Эта заметка - вторая из цикла статей, являющихся переводом материала, опубликованного Aikido Journal. Оригинал доступен по следующим ссылкам: часть 1; часть 2; часть 3
Эллис Амдур практикует айкидо и другие боевые искусства уже почти 50 лет. Кроме занятий собственно традиционными боевыми искусствами, или корю будзюцу, он также работал над проектами по применению принципов, происходящих из классических традиций, в современной правоохранительной практике. Эллис – автор множества книг и статей. Его научно-популярные работы охватывают большое разнообразие тем: от способов деэскалации опасных межличностных ситуаций до исторических обзоров и анализа японских боевых искусств.

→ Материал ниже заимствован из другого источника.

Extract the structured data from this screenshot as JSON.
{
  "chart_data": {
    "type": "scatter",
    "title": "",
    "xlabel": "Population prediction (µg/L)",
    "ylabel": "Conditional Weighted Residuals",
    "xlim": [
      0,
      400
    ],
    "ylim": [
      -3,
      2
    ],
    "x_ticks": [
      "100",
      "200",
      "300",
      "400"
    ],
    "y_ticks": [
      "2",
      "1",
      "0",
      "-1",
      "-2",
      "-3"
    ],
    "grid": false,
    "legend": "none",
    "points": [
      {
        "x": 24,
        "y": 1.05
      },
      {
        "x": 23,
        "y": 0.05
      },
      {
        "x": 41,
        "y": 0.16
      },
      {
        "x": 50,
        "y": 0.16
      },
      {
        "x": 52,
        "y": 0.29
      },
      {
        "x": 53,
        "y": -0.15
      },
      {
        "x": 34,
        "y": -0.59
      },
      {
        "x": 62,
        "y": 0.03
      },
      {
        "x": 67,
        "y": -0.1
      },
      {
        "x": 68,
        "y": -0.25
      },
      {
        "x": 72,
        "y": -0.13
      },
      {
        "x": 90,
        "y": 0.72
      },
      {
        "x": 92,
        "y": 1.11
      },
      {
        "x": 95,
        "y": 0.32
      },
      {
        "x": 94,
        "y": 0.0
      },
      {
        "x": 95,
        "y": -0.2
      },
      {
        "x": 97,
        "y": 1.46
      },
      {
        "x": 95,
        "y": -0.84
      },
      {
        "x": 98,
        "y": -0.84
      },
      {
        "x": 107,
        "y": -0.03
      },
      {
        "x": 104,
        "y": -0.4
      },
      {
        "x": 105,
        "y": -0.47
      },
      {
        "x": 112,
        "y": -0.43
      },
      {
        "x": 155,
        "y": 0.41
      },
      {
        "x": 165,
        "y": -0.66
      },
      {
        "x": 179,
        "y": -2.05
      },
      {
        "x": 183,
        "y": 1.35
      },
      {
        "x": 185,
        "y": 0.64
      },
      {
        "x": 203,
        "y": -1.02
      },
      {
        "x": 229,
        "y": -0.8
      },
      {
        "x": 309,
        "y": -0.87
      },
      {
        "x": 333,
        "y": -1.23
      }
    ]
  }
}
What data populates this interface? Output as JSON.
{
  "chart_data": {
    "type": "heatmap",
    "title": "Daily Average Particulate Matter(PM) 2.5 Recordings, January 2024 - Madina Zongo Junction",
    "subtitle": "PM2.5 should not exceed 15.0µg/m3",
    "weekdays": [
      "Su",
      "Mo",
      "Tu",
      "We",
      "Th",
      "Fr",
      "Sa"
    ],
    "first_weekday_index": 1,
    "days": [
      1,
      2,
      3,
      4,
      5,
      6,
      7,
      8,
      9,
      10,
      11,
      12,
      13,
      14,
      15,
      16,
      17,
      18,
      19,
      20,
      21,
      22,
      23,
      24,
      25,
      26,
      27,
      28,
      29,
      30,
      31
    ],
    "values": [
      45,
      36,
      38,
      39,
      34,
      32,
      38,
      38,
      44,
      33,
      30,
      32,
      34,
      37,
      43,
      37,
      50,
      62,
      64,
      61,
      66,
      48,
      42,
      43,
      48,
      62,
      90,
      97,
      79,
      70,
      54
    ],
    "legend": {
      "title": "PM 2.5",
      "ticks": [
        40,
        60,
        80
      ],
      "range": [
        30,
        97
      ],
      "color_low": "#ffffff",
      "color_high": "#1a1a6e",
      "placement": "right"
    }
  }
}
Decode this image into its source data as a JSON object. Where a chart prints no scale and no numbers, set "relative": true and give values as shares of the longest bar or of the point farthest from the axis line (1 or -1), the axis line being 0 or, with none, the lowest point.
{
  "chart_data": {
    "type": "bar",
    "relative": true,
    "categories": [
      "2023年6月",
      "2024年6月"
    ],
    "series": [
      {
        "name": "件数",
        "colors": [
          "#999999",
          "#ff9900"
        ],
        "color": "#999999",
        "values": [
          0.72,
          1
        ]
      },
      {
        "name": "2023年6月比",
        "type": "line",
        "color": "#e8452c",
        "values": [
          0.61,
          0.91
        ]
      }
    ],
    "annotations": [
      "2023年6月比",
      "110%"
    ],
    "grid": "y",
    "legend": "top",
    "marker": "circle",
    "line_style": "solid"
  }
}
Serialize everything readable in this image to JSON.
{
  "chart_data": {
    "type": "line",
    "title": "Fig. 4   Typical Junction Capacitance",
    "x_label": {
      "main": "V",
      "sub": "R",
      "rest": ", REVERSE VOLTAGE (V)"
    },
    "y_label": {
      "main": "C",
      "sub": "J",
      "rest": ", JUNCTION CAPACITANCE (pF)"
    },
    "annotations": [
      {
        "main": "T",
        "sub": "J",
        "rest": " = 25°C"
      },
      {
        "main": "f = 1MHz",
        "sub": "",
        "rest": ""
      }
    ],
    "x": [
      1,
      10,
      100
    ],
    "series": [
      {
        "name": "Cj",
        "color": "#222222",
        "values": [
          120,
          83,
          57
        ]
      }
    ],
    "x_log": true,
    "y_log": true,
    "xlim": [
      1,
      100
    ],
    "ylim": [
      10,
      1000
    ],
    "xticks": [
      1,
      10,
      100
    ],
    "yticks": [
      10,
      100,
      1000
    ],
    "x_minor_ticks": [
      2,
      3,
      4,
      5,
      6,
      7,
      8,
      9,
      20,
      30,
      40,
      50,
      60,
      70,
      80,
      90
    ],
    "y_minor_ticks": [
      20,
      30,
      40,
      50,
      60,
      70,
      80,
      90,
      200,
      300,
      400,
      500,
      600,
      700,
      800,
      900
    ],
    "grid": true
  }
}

Эллис Амдур: Пока мы не увлеклись, я бы хотел задать базу для нашей дискуссии. И мне придется на некоторое время стать очень педантичным. Для целей этой дискуссии, давайте определим традиционные боевые искусства как японские единоборства, зародившиеся до начала периода Мейдзи (1868 – 1912). Я готов сделать небольшое послабление для искусств, которые зародились после Мейдзи, но явились ответвлениями одного из более ранних единоборств. Но по сути именно в этом периоде нужно сделать отсечку.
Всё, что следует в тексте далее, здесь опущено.